I think the demons that need throwing out are all the ways we humans separate our humanity from the humanity of other people.  Those Muslim children in Hebron are no different than our children.  I could see that as I watched the video.  I fell in love with them. My gut twisted, my manly reserve dissolved.  I felt compassion and the desire to do something.

The spreading of this “Jesus thing” has never been easy. Some homes and towns and even some churches will always reject him. The message of Jesus never was and never will be universally popular in this world of arrogance, greed and delusion.  Some may misunderstand “the Jesus thing,” others will understand it well enough to know that it threatens their way of life and they will find ways to oppose it.

Jesus told his apostles; Do your best, go to everyone in peace. But if they will not receive you, don’t take it personally, don’t entertain thoughts of revenge, shake the dust off your feet, let it go and you go elsewhere still free inside.
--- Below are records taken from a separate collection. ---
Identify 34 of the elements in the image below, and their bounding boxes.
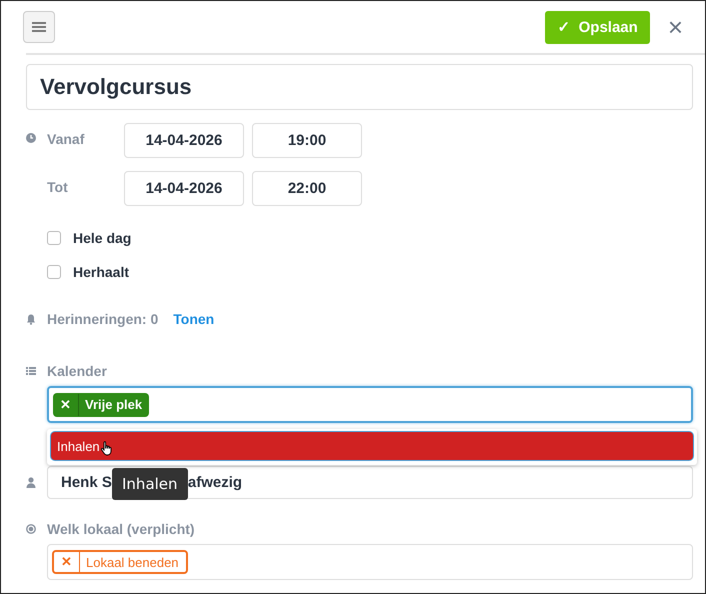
to-label: Tot — [47, 179, 69, 195]
room-field[interactable]: ✕ Lokaal beneden — [47, 544, 693, 580]
reminders-label: Herinneringen: 0 — [47, 311, 158, 327]
clock-icon — [26, 133, 36, 143]
date-field[interactable]: 14-04-2026 — [124, 171, 244, 206]
time-field[interactable]: 19:00 — [252, 123, 362, 158]
checkbox[interactable] — [47, 265, 61, 279]
person-icon — [26, 477, 36, 488]
remove-button[interactable]: ✕ — [53, 394, 79, 416]
field-value: afwezig — [188, 474, 242, 491]
title-field[interactable]: Vervolgcursus — [26, 64, 693, 110]
date-field[interactable]: 14-04-2026 — [124, 123, 244, 158]
checkbox-label: Hele dag — [73, 230, 132, 246]
dropdown-option[interactable]: Inhalen — [51, 432, 693, 460]
calendar-tag[interactable]: ✕ Vrije plek — [53, 392, 150, 416]
list-icon — [26, 367, 36, 375]
hand-cursor-icon — [100, 441, 114, 456]
from-label: Vanaf — [47, 131, 86, 147]
menu-icon — [32, 21, 46, 33]
checkbox[interactable] — [47, 231, 61, 245]
remove-button[interactable]: ✕ — [54, 551, 80, 573]
room-tag[interactable]: ✕ Lokaal beneden — [52, 550, 188, 574]
tooltip: Inhalen — [112, 468, 188, 500]
calendar-label: Kalender — [47, 363, 107, 379]
calendar-field[interactable]: ✕ Vrije plek — [47, 386, 693, 423]
room-label: Welk lokaal (verplicht) — [47, 521, 195, 537]
show-link[interactable]: Tonen — [173, 311, 214, 327]
radio-icon — [26, 524, 36, 534]
checkbox-label: Herhaalt — [73, 264, 130, 280]
field-value: Henk S — [61, 474, 112, 491]
time-field[interactable]: 22:00 — [252, 171, 362, 206]
bell-icon — [26, 314, 36, 324]
close-button[interactable]: × — [664, 14, 687, 40]
menu-button[interactable] — [23, 11, 55, 43]
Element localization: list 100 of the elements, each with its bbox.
Sooner or later the apostles would be scorned and rejected, hounded and persecuted just as their Lord had been. There is an inevitable vulnerability for those who try to live with and for Jesus. For followers of Jesus, compassion turns out to be a manly thing for men and a courageous thing for women; not at all what the Romans and Greeks thought.

Look, I am sending you as sheep among wolves. Therefore, be wise as snakes and innocent as doves.”

At this early point in Jesus’ ministry I think Jesus still hoped people would see their own need and come toward him.  Most of them didn’t. His analysis of the human problem would need to deepen and he will come to see that if he really has compassion he will need to go to the cross.  Only the cross will show humans what they do, that they are forgiven and that life beyond their poverty is possible.  Thanks be to God.